The study found that nearly 1.5 out of every 100 users in the financial services sector click on a phishing link or attempt to download malware each month. And 9.8 out of 1000 users are tricked into downloading malware and 4.7 out of 1000 visit a phishing page.

Netskope said attackers are planting malware in popular business cloud apps workers in financial services are using every day. It cites code-sharing platform GitHub as the most popular cloud application for delivering malware to employees, followed by Google Drive.

The study also brought out that nearly half of the tracked phishing attacks mimicked cloud apps and banking institutions. Microsoft was the most commonly mimicked brand among cloud phishing attacks.

One of the worrying factors is that getting phishing pages listed on search engine results, also called SEO poisoning, is becoming an effective technique to trick financial sector workers into downloading malware, the study said.

The study said while Netskope tracked a global increase in phishing over the past year, phishing rates in the financial services industry remained relatively stable as the rates in other industries have caught up.

Microsoft was the most commonly mimicked brand among cloud phishing attacks, while DocuSign and Adobe baits were also frequently used to steal login credentials for various other services.

SOME POSITIVE POINTS

The study found that personal app use is lowest in banking, where only 8% of users regularly send data to personal apps.

Generative AI use is also lowest in the banking sector, where 8% of organizations have no GenAI use, only 5% of the user population regularly use GenAI apps, and organizations use 8 apps on average.

While social engineering is still prevalent in banking, users getting tricked into downloading malware (8.2 out of 1000) and visiting phishing sites (4.3 out of 1000) are lower than in finance and insurance.

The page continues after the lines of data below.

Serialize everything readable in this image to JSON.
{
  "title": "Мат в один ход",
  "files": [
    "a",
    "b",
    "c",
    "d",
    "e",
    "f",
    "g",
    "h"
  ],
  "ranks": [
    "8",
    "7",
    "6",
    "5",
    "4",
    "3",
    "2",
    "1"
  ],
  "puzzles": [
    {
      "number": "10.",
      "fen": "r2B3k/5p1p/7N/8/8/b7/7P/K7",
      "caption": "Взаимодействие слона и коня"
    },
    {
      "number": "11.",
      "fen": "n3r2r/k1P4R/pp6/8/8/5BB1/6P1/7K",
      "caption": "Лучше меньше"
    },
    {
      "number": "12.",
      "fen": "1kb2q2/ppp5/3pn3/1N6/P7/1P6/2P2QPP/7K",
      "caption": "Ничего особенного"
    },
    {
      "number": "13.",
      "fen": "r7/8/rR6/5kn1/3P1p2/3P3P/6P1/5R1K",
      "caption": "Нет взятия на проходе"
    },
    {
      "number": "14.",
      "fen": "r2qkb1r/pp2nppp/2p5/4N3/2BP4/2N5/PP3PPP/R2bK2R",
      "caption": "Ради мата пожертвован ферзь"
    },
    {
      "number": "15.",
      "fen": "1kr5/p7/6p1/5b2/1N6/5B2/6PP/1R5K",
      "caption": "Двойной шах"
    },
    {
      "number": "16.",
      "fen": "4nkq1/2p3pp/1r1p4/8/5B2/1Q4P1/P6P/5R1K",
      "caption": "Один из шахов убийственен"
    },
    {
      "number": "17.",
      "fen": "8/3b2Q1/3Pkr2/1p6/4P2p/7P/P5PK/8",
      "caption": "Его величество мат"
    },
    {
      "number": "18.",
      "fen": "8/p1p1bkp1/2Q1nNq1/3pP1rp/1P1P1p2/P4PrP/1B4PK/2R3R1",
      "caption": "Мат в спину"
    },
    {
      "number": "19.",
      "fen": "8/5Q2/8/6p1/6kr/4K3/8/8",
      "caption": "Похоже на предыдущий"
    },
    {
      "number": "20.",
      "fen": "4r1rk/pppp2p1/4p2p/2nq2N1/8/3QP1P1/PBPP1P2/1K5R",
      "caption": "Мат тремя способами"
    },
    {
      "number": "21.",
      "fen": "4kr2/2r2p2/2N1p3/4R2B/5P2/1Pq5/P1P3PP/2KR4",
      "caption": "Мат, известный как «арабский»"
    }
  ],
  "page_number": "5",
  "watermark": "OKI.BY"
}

The study suggests that that financial services organizations should review their security posture to ensure that they are adequately protected against the 3 risks through:

Inspecting all HTTP and HTTPS traffic (cloud and web) for phishing, malware and other malicious content, ensuring that high-risk file types, like executables and archives, are thoroughly inspected using static and dynamic analysis before downloading, and blocking access to apps that do not serve any legitimate business purpose or pose a disproportionate risk to the organization.

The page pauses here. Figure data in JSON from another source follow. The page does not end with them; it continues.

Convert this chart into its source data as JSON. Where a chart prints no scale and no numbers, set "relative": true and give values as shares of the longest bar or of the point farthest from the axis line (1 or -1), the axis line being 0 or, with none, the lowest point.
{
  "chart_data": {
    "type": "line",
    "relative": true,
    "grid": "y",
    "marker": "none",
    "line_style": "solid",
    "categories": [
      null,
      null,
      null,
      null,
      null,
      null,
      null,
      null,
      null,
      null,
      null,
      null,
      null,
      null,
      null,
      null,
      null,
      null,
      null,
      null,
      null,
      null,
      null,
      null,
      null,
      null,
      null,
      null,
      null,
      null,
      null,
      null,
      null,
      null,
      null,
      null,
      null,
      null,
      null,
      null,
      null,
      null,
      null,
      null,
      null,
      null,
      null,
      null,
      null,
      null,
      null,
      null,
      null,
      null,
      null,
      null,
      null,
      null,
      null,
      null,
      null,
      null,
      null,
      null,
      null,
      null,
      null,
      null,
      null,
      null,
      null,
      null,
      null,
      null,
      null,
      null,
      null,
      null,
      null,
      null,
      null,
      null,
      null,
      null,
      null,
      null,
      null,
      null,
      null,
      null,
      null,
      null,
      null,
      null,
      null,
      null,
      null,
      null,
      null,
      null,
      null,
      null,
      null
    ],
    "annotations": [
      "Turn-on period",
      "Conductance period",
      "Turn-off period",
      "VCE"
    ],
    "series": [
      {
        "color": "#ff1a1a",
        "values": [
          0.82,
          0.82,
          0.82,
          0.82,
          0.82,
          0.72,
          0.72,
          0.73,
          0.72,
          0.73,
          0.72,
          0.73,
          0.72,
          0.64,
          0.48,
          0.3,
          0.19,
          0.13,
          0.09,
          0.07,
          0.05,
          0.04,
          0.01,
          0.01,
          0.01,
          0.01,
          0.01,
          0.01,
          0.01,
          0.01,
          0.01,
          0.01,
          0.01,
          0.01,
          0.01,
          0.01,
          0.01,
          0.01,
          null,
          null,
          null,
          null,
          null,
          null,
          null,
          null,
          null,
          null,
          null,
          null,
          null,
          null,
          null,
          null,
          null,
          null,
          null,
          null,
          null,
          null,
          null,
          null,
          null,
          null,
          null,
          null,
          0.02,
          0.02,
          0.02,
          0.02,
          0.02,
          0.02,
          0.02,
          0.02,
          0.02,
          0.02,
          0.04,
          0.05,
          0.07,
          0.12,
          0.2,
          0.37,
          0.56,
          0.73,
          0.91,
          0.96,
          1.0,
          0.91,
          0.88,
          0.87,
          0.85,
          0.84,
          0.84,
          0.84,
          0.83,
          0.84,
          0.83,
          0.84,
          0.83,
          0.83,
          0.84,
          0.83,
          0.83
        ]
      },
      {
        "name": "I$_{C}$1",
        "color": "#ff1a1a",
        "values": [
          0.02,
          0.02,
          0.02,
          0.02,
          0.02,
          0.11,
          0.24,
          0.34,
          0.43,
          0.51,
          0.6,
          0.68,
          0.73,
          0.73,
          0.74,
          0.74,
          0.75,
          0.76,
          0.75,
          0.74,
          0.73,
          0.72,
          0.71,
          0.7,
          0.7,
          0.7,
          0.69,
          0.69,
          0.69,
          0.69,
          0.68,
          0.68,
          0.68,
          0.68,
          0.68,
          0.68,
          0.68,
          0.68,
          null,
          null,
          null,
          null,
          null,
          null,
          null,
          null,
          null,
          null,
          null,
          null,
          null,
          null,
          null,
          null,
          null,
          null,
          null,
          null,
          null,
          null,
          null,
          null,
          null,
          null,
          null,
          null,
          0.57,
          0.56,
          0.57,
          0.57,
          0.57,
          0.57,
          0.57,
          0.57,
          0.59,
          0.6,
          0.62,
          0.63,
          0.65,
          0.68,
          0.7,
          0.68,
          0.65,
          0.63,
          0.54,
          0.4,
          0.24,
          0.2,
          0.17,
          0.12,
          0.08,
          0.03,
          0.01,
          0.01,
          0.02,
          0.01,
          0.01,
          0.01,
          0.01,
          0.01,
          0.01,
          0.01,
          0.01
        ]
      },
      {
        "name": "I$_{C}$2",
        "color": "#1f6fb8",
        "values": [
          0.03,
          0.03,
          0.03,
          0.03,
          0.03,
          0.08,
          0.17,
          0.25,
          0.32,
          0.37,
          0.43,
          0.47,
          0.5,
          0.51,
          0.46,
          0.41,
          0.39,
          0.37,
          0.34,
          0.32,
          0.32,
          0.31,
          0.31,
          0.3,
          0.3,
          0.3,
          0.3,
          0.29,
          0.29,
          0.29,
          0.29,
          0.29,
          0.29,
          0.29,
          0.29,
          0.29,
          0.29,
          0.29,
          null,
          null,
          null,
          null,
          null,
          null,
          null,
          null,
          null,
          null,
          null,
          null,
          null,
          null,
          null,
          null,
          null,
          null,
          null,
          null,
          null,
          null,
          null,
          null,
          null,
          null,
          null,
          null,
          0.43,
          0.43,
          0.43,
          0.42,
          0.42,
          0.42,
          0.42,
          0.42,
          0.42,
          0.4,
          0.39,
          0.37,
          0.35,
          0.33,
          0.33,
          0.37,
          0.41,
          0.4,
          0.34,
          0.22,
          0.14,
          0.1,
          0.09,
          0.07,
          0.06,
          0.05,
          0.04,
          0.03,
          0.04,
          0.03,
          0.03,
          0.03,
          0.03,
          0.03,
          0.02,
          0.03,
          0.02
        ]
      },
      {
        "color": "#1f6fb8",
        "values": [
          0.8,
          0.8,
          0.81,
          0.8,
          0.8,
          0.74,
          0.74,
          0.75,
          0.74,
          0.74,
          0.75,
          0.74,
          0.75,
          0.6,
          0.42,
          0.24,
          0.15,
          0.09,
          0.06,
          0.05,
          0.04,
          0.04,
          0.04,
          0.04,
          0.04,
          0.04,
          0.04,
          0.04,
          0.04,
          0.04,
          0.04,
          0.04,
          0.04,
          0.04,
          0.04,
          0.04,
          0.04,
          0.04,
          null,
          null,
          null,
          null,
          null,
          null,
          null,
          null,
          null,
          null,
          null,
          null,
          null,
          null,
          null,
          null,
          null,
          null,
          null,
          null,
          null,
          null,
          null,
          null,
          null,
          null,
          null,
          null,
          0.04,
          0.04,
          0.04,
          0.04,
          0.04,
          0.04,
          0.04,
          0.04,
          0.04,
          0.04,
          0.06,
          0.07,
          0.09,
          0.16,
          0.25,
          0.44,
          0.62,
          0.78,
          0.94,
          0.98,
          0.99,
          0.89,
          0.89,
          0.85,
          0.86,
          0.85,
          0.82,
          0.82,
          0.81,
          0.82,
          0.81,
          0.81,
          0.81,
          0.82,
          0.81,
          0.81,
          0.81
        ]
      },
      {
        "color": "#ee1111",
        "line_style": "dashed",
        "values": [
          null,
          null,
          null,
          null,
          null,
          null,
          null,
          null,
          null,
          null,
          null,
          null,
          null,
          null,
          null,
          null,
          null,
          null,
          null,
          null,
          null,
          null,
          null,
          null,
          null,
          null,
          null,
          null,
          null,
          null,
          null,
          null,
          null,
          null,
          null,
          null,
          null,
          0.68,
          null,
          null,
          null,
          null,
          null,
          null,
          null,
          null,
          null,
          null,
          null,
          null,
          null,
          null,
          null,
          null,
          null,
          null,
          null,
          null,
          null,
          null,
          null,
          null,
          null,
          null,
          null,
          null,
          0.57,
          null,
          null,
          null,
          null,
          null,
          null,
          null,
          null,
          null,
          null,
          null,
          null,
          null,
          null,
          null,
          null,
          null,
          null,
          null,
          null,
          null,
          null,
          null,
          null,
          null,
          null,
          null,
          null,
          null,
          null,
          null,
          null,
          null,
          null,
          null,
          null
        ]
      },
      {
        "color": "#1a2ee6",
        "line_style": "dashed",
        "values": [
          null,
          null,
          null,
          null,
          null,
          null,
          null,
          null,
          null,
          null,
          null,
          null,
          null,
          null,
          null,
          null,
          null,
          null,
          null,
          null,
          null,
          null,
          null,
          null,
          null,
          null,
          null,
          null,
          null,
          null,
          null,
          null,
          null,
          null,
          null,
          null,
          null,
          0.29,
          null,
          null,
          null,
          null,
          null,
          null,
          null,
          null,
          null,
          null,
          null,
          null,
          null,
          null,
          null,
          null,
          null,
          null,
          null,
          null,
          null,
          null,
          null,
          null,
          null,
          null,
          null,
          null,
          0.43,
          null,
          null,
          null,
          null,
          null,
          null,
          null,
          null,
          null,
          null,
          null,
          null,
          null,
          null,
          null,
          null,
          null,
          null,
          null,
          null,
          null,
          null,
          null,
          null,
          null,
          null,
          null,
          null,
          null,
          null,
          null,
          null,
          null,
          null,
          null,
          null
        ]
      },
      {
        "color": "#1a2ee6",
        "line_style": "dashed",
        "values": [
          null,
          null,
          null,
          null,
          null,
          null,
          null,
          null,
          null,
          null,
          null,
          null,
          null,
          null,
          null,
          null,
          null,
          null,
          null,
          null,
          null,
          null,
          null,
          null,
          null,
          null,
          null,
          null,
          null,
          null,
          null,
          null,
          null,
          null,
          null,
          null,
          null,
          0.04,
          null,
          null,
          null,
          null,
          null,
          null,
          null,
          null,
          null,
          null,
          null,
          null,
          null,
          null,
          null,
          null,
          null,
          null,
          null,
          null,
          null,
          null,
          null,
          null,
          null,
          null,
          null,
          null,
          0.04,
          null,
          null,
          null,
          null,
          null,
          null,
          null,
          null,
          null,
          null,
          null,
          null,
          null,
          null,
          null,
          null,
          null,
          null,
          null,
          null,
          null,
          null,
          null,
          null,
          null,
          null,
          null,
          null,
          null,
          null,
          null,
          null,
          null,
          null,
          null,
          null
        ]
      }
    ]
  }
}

· Blocking downloads from apps and instances not used in an organization to reduce the risks only to those apps and instances that are necessary for the business.

· Using DLP policies to detect potentially sensitive information – including source code, regulated data, passwords and keys, intellectual property, and encrypted data – sent to personal app instances, GenAI apps, or other unauthorized locations.

· Regularly reviewing AI app activity, trends, behaviors and data sensitivity to identify risks to the organization and configure policies to mitigate those risks.

· Using an Intrusion Prevention System to identify and block malicious traffic patterns.

· Using a behavior analytics platform to identify hidden threats, like compromised devices, compromised accounts, and insider threats.

· Using Remote Browser Isolation technology to provide additional protection when visiting websites that fall into categories that can present a higher risk, like newly observed and newly registered domains.